Hoy en día es necesario que desde las Instituciones Educativas se entienda a la enseñanza de la lengua como tarea de los docentes de todas las áreas y asignaturas; los usuarios competentes de la lengua pueden comprender la multitud de mensajes que recibimos, evaluar la información, verificar su validez y adoptar posturas al respecto. Formar ese tipo de individuos es uno de los propósitos de la educación en Colombia.
En la escuela el lenguaje ocupa un lugar relevante porque, además de ser un instrumento insustituible en el proceso de enseñanza-aprendizaje, es en sí mismo objeto de estudio. En este punto resulta necesario reflexionar en torno a la imposibilidad de construir conocimientos sin el lenguaje. ¿Cómo enseñarían los docentes de cualquier área sin hacer uso del lenguaje?, ¿cómo expresarían los estudiantes sus ideas o dudas?, ¿cómo comunicarían lo que saben o piensan?, ¿cómo argumentarían o ejemplificarían los actores educativos?, ¿cómo se estructuraría el pensamiento?, ¿cómo se establecerían relaciones entre diferentes ideas?

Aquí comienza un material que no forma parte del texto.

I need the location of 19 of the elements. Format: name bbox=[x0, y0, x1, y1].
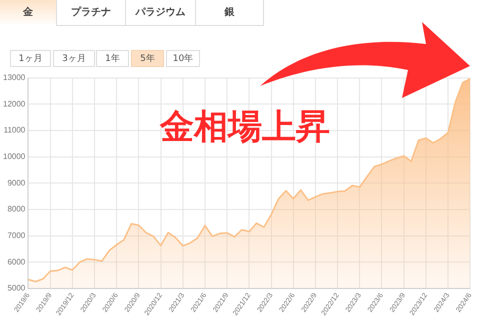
y-tick-label: 9000 bbox=[7, 178, 26, 188]
text: パラジウム bbox=[125, 0, 196, 26]
y-tick-label: 11000 bbox=[4, 126, 26, 135]
y-tick-label: 5000 bbox=[7, 284, 26, 293]
text: 1ヶ月 bbox=[10, 50, 51, 67]
text: 5年 bbox=[131, 50, 164, 67]
y-tick-label: 12000 bbox=[2, 99, 26, 108]
text: 10年 bbox=[166, 50, 200, 67]
text: 銀 bbox=[195, 0, 264, 26]
y-tick-label: 8000 bbox=[7, 204, 26, 214]
text: 3ヶ月 bbox=[53, 50, 95, 67]
y-tick-label: 13000 bbox=[2, 73, 26, 82]
text: 1年 bbox=[96, 50, 129, 67]
y-tick-label: 7000 bbox=[7, 230, 26, 240]
annotation: 金相場上昇 bbox=[160, 106, 330, 149]
text: プラチナ bbox=[56, 0, 126, 26]
y-tick-label: 10000 bbox=[2, 152, 26, 161]
y-tick-label: 6000 bbox=[7, 257, 26, 266]
text: 金 bbox=[0, 0, 56, 26]
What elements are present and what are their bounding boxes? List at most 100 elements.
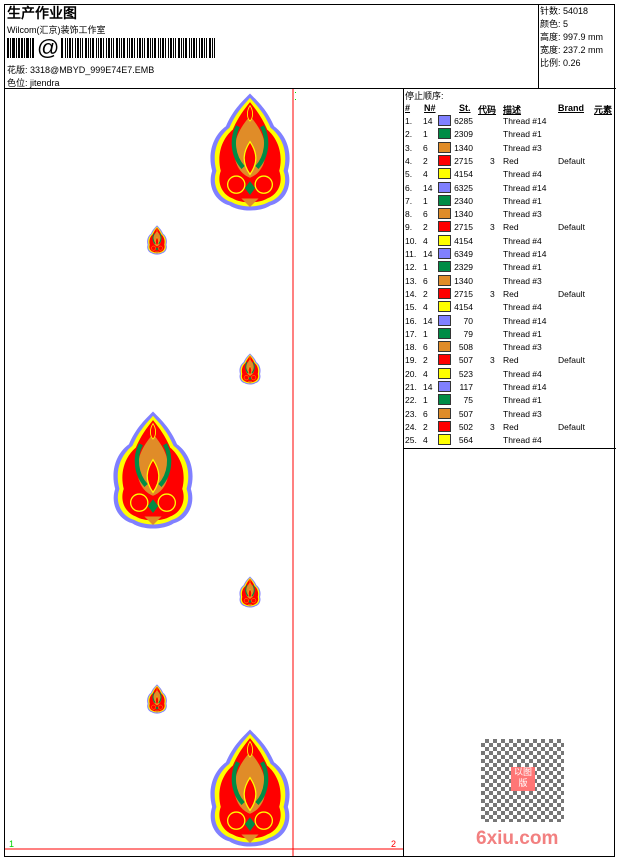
- barcode-bar: [88, 38, 90, 58]
- table-row: 23. 6 507 Thread #3: [404, 407, 616, 420]
- row-index: 14.: [405, 288, 417, 299]
- marker-end: 2: [391, 839, 396, 849]
- info-scale: 比例: 0.26: [540, 58, 581, 68]
- row-stitches: 523: [458, 368, 473, 379]
- table-row: 24. 2 502 3 Red Default: [404, 420, 616, 433]
- row-stitches: 2309: [454, 129, 473, 140]
- color-swatch: [438, 381, 451, 392]
- table-row: 4. 2 2715 3 Red Default: [404, 154, 616, 167]
- embroidery-motif-large: [210, 730, 289, 847]
- color-swatch: [438, 354, 451, 366]
- row-stitches: 79: [463, 328, 473, 339]
- barcode-bar: [67, 38, 69, 58]
- row-description: Thread #4: [503, 235, 542, 246]
- table-row: 7. 1 2340 Thread #1: [404, 194, 616, 207]
- row-stitches: 564: [458, 435, 473, 446]
- row-index: 2.: [405, 129, 413, 140]
- table-row: 20. 4 523 Thread #4: [404, 367, 616, 380]
- qr-code: 以图版: [481, 739, 564, 822]
- row-description: Red: [503, 288, 519, 299]
- row-needle: 6: [423, 209, 428, 220]
- row-needle: 2: [423, 355, 428, 366]
- row-stitches: 507: [458, 408, 473, 419]
- embroidery-motif-large: [210, 94, 289, 211]
- watermark-stamp: 以图版: [511, 767, 535, 791]
- table-row: 16. 14 70 Thread #14: [404, 314, 616, 327]
- row-stitches: 6325: [454, 182, 473, 193]
- barcode-bar: [170, 38, 173, 58]
- barcode-bar: [193, 38, 196, 58]
- design-file: 花版: 3318@MBYD_999E74E7.EMB: [7, 63, 154, 76]
- row-needle: 1: [423, 262, 428, 273]
- barcode-bar: [69, 38, 72, 58]
- row-description: Thread #4: [503, 302, 542, 313]
- table-row: 15. 4 4154 Thread #4: [404, 300, 616, 313]
- row-index: 17.: [405, 328, 417, 339]
- row-description: Thread #3: [503, 275, 542, 286]
- barcode-bar: [183, 38, 185, 58]
- row-needle: 6: [423, 142, 428, 153]
- barcode-bar: [61, 38, 64, 58]
- row-description: Thread #3: [503, 408, 542, 419]
- row-index: 24.: [405, 421, 417, 432]
- page-title: 生产作业图: [7, 5, 77, 21]
- barcode-bar: [108, 38, 111, 58]
- col-index: #: [405, 103, 411, 113]
- barcode-bar: [214, 38, 216, 58]
- row-index: 21.: [405, 382, 417, 392]
- info-height: 高度: 997.9 mm: [540, 32, 604, 42]
- col-description: 描述: [503, 105, 522, 115]
- row-description: Thread #1: [503, 129, 542, 140]
- table-row: 2. 1 2309 Thread #1: [404, 127, 616, 140]
- page-frame: [4, 4, 615, 857]
- row-index: 3.: [405, 142, 413, 153]
- embroidery-motif-small: [146, 225, 168, 255]
- color-swatch: [438, 234, 451, 246]
- row-brand: Default: [558, 288, 585, 299]
- row-index: 16.: [405, 315, 417, 326]
- row-needle: 6: [423, 408, 428, 419]
- row-index: 20.: [405, 368, 417, 379]
- col-stitches: St.: [459, 103, 471, 113]
- row-description: Red: [503, 421, 519, 432]
- row-description: Thread #3: [503, 142, 542, 153]
- barcode-bar: [191, 38, 193, 58]
- row-code: 3: [490, 222, 495, 233]
- barcode-bar: [111, 38, 113, 58]
- row-index: 22.: [405, 395, 417, 406]
- row-description: Thread #3: [503, 342, 542, 353]
- start-point: [295, 92, 296, 93]
- barcode-bar: [90, 38, 92, 58]
- row-needle: 6: [423, 275, 428, 286]
- row-description: Thread #1: [503, 328, 542, 339]
- row-stitches: 2715: [454, 155, 473, 166]
- barcode-bar: [12, 38, 15, 58]
- table-row: 13. 6 1340 Thread #3: [404, 274, 616, 287]
- barcode-bar: [127, 38, 129, 58]
- color-swatch: [438, 261, 451, 273]
- row-description: Thread #4: [503, 435, 542, 446]
- barcode-bar: [147, 38, 150, 58]
- row-description: Thread #14: [503, 116, 547, 126]
- row-needle: 14: [423, 382, 433, 392]
- color-swatch: [438, 314, 451, 326]
- row-stitches: 117: [459, 382, 473, 392]
- barcode-bar: [16, 38, 17, 58]
- barcode-bar: [144, 38, 146, 58]
- row-index: 12.: [405, 262, 417, 273]
- table-row: 5. 4 4154 Thread #4: [404, 167, 616, 180]
- row-needle: 4: [423, 435, 428, 446]
- row-stitches: 2715: [454, 222, 473, 233]
- barcode-bar: [7, 38, 9, 58]
- table-row: 25. 4 564 Thread #4: [404, 433, 616, 446]
- table-row: 18. 6 508 Thread #3: [404, 340, 616, 353]
- table-row: 3. 6 1340 Thread #3: [404, 141, 616, 154]
- marker-start: 1: [9, 839, 14, 849]
- table-bottom-divider: [403, 448, 616, 449]
- design-value: 3318@MBYD_999E74E7.EMB: [30, 65, 155, 75]
- row-index: 13.: [405, 275, 417, 286]
- color-swatch: [438, 274, 451, 286]
- color-swatch: [438, 420, 451, 432]
- barcode-bar: [121, 38, 123, 58]
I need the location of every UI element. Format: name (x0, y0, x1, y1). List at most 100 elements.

Es por ello, que somos parte de una sociedad donde el lenguaje ha sido una herramienta que nos ha servido, entre otras cosas, para acceder a las diversas manifestaciones del conocimiento; así el lenguaje posibilita dos funciones esenciales y complementarias: la representación y la comunicación, ambas permiten la autorregulación del pensamiento, que sucede cuando, después de analizar y evaluar algo, volvemos y nos preguntamos, confirmamos nuestras ideas, las validamos o corregimos si es necesario. Además, no olvidemos que el lenguaje facilita y propicia la interacción social.
Es por tal motivo, que las Instituciones Educativas deben desarrollar un currículo en el área de humanidades que responda a las necesidades de los educandos, teniendo en cuenta que el propósito fundamental de este es la formación y el desarrollo en los alumnos y alumnas, de una identidad, una conciencia, una moral, que les permita definirse como personas individuales, que se asume son sin duda alguna, muy trascendentes.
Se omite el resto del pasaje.